Quando esta tirinha foi publicada na página do Armandinho, algumas pessoas disseram que os médicos iam sentir-se ofendidos.
Na verdade, quando vi a ilustração pela primeira vez, fiquei na dúvida se seria realmente dirigida aos médicos ou a todos aqueles que se auto proclamam "doutores" com base em... sei lá. É que se ganhou um amor muito grande àquele "Dr-zinho" que vem antes do nome. Perderam-se os títulos da nobreza e veio o Dr. para os substituir - o ser humano gosta muito de se sentir distinguido (não exactamente por aquilo que faz, mas antes pelo estatuto que tem ou que faz crer que tem).

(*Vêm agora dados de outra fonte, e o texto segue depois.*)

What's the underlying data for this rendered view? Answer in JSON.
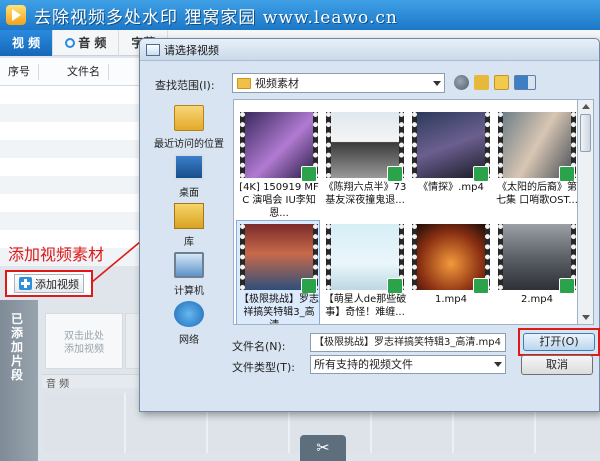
{
  "app": {
    "title": "去除视频多处水印 狸窝家园 www.leawo.cn"
  },
  "tabs": [
    {
      "label": "视 频",
      "active": true
    },
    {
      "label": "音 频",
      "active": false
    },
    {
      "label": "字幕",
      "active": false
    }
  ],
  "list_header": {
    "col_index": "序号",
    "col_filename": "文件名"
  },
  "annotation": {
    "text": "添加视频素材",
    "color": "#e01818"
  },
  "add_video_button": {
    "label": "添加视频"
  },
  "clip_panel": {
    "side_label": "已添加片段",
    "placeholder": "双击此处\n添加视频",
    "audio_label": "音 频"
  },
  "dialog": {
    "title": "请选择视频",
    "look_in_label": "查找范围(I):",
    "look_in_value": "视频素材",
    "places": [
      "最近访问的位置",
      "桌面",
      "库",
      "计算机",
      "网络"
    ],
    "files": [
      {
        "label": "[4K] 150919 MFC 演唱会 IU李知恩...",
        "selected": false
      },
      {
        "label": "《陈翔六点半》73 基友深夜撞鬼退...",
        "selected": false
      },
      {
        "label": "《情探》.mp4",
        "selected": false
      },
      {
        "label": "《太阳的后裔》第七集 口哨歌OST...",
        "selected": false
      },
      {
        "label": "【极限挑战】罗志祥搞笑特辑3_高清...",
        "selected": true
      },
      {
        "label": "【萌星人de那些破事】奇怪！难缠...",
        "selected": false
      },
      {
        "label": "1.mp4",
        "selected": false
      },
      {
        "label": "2.mp4",
        "selected": false
      }
    ],
    "filename_label": "文件名(N):",
    "filename_value": "【极限挑战】罗志祥搞笑特辑3_高清.mp4",
    "filetype_label": "文件类型(T):",
    "filetype_value": "所有支持的视频文件",
    "open_label": "打开(O)",
    "cancel_label": "取消"
  },
  "colors": {
    "highlight": "#e01818",
    "title_bar": "#1c78c8"
  }
}
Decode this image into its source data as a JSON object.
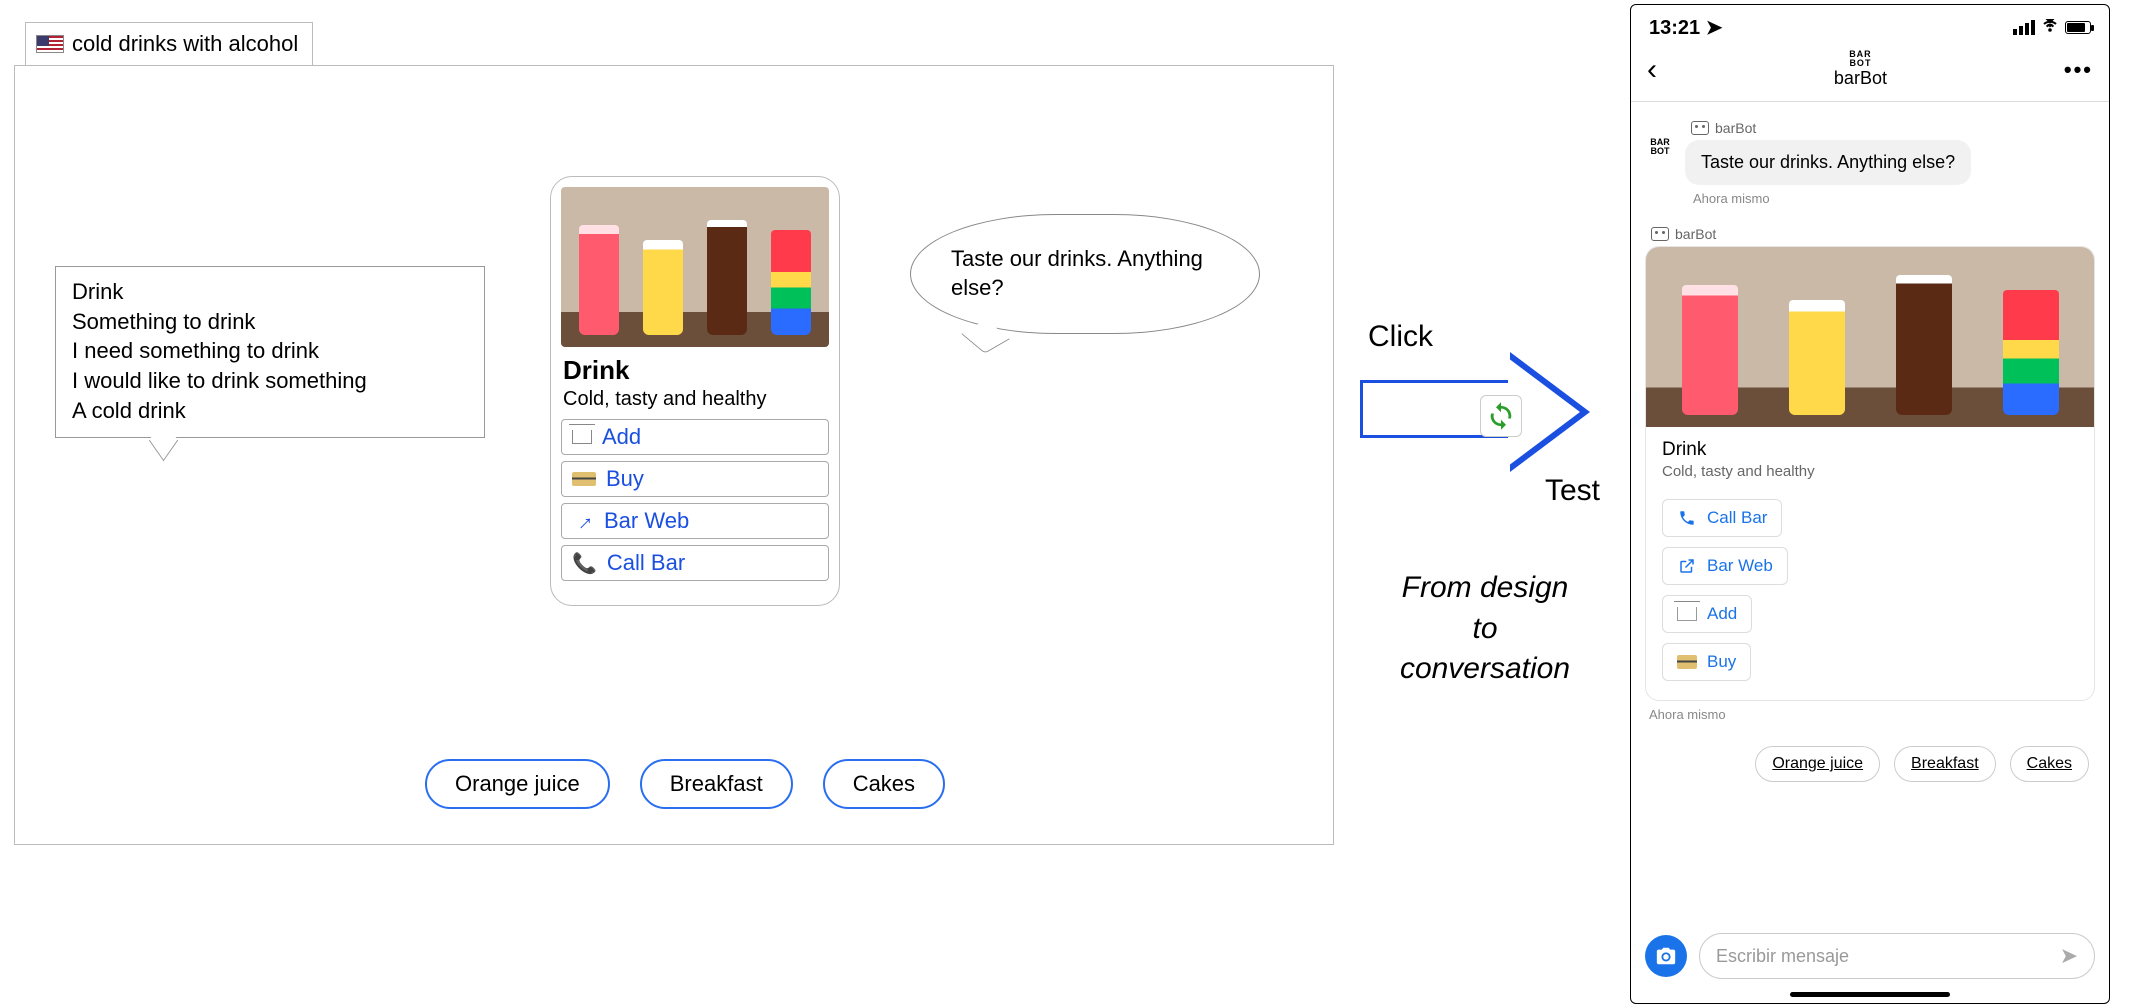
{
  "designer": {
    "tab_label": "cold drinks with alcohol",
    "intents": [
      "Drink",
      "Something to drink",
      "I need something to drink",
      "I would like to drink something",
      "A cold drink"
    ],
    "card": {
      "title": "Drink",
      "subtitle": "Cold, tasty and healthy",
      "buttons": {
        "add": "Add",
        "buy": "Buy",
        "web": "Bar Web",
        "call": "Call Bar"
      }
    },
    "response_bubble": "Taste our drinks. Anything else?",
    "chips": [
      "Orange juice",
      "Breakfast",
      "Cakes"
    ]
  },
  "middle": {
    "click": "Click",
    "test": "Test",
    "tagline_l1": "From design",
    "tagline_l2": "to",
    "tagline_l3": "conversation"
  },
  "phone": {
    "time": "13:21",
    "bot_name": "barBot",
    "logo_l1": "BAR",
    "logo_l2": "BOT",
    "message": "Taste our drinks. Anything else?",
    "timestamp": "Ahora mismo",
    "card": {
      "title": "Drink",
      "subtitle": "Cold, tasty and healthy",
      "call": "Call Bar",
      "web": "Bar Web",
      "add": "Add",
      "buy": "Buy"
    },
    "timestamp2": "Ahora mismo",
    "quick_replies": [
      "Orange juice",
      "Breakfast",
      "Cakes"
    ],
    "input_placeholder": "Escribir mensaje"
  }
}
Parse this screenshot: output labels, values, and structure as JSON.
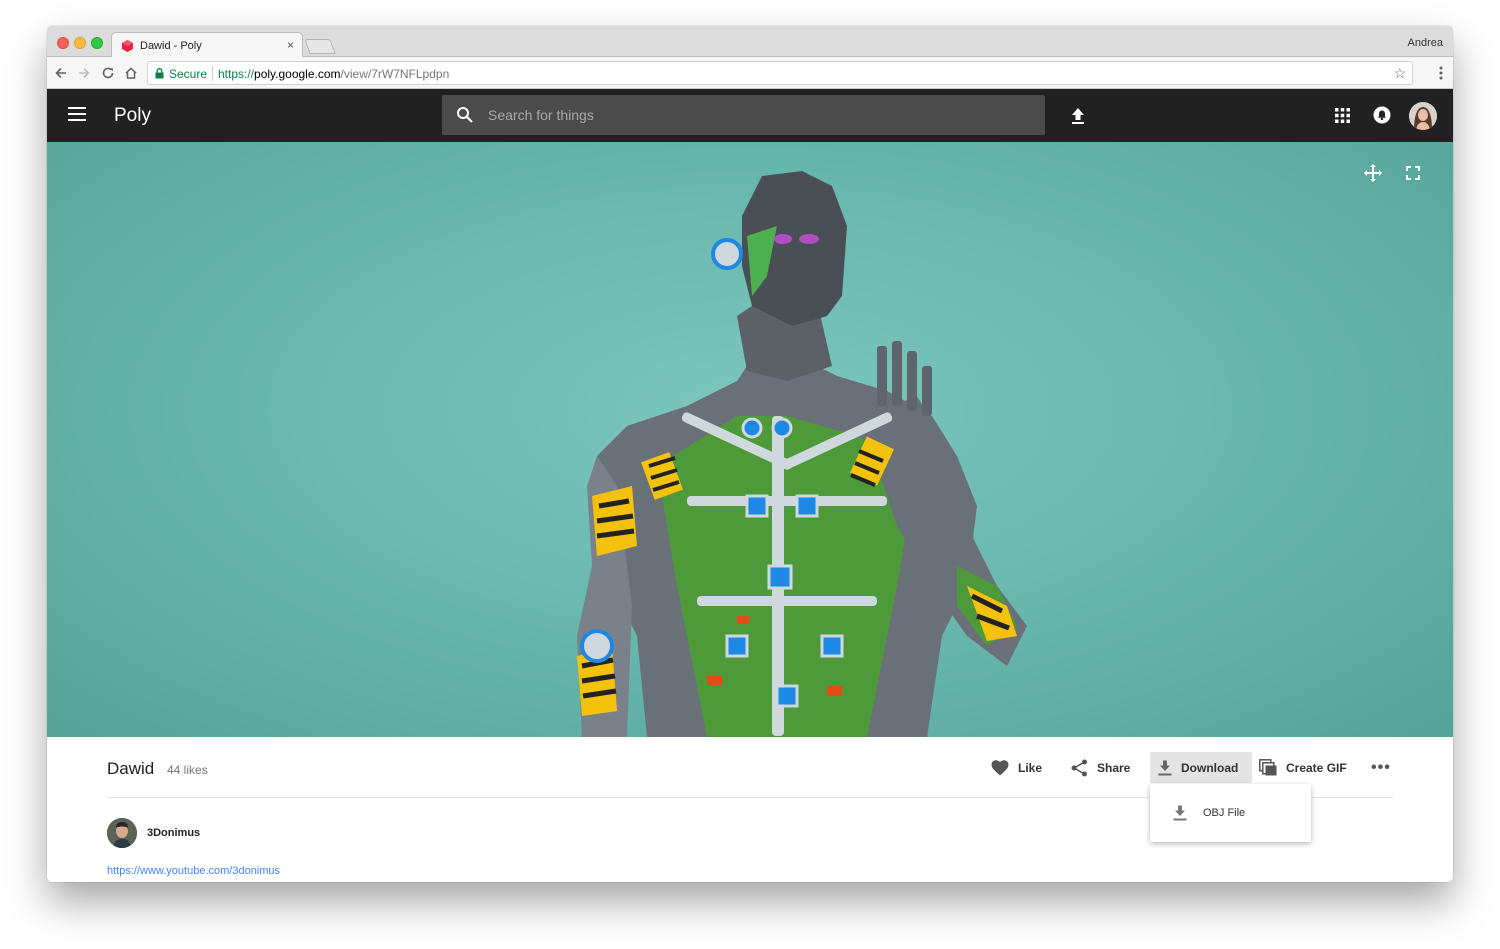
{
  "browser": {
    "tab_title": "Dawid - Poly",
    "tab_close": "×",
    "profile_name": "Andrea",
    "secure_label": "Secure",
    "url_scheme": "https://",
    "url_host": "poly.google.com",
    "url_path": "/view/7rW7NFLpdpn",
    "star": "☆",
    "icons": [
      "back-arrow-icon",
      "forward-arrow-icon",
      "reload-icon",
      "home-icon",
      "lock-icon",
      "star-icon",
      "menu-dots-icon"
    ]
  },
  "appbar": {
    "brand": "Poly",
    "search_placeholder": "Search for things",
    "icons": [
      "hamburger-icon",
      "search-icon",
      "upload-icon",
      "apps-grid-icon",
      "notifications-icon",
      "avatar"
    ]
  },
  "viewer": {
    "background": "#6bbab0",
    "icons": [
      "move-icon",
      "fullscreen-icon"
    ]
  },
  "asset": {
    "title": "Dawid",
    "likes": "44 likes",
    "actions": {
      "like": "Like",
      "share": "Share",
      "download": "Download",
      "create_gif": "Create GIF",
      "more": "•••"
    },
    "author": "3Donimus",
    "link": "https://www.youtube.com/3donimus"
  },
  "download_menu": {
    "items": [
      {
        "label": "OBJ File",
        "icon": "download-icon"
      }
    ]
  },
  "colors": {
    "appbar": "#212121",
    "secure_green": "#0b8043",
    "link_blue": "#4285f4",
    "favicon_red": "#e8223f"
  }
}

Por isso, hoje em dia, quase todos somos doutores de alguma coisa. Às vezes, basta estarmos sentados atrás de uma secretária, mesmo que não façamos nada durante todo o dia, e já somos doutores. Não é fabuloso? Como vamos então distinguir os verdadeiros doutores dos doutores auto-proclamados? Fácil. Os verdadeiros doutores nunca exigem ser tratados como tal; são, na maioria das vezes, pessoas realmente simples que sabem que o seu valor está naquilo que são e naquilo com que contribuem para o Mundo, portanto, não necessitam ganhar visibilidade exigindo aos outros que os tratem de certa maneira.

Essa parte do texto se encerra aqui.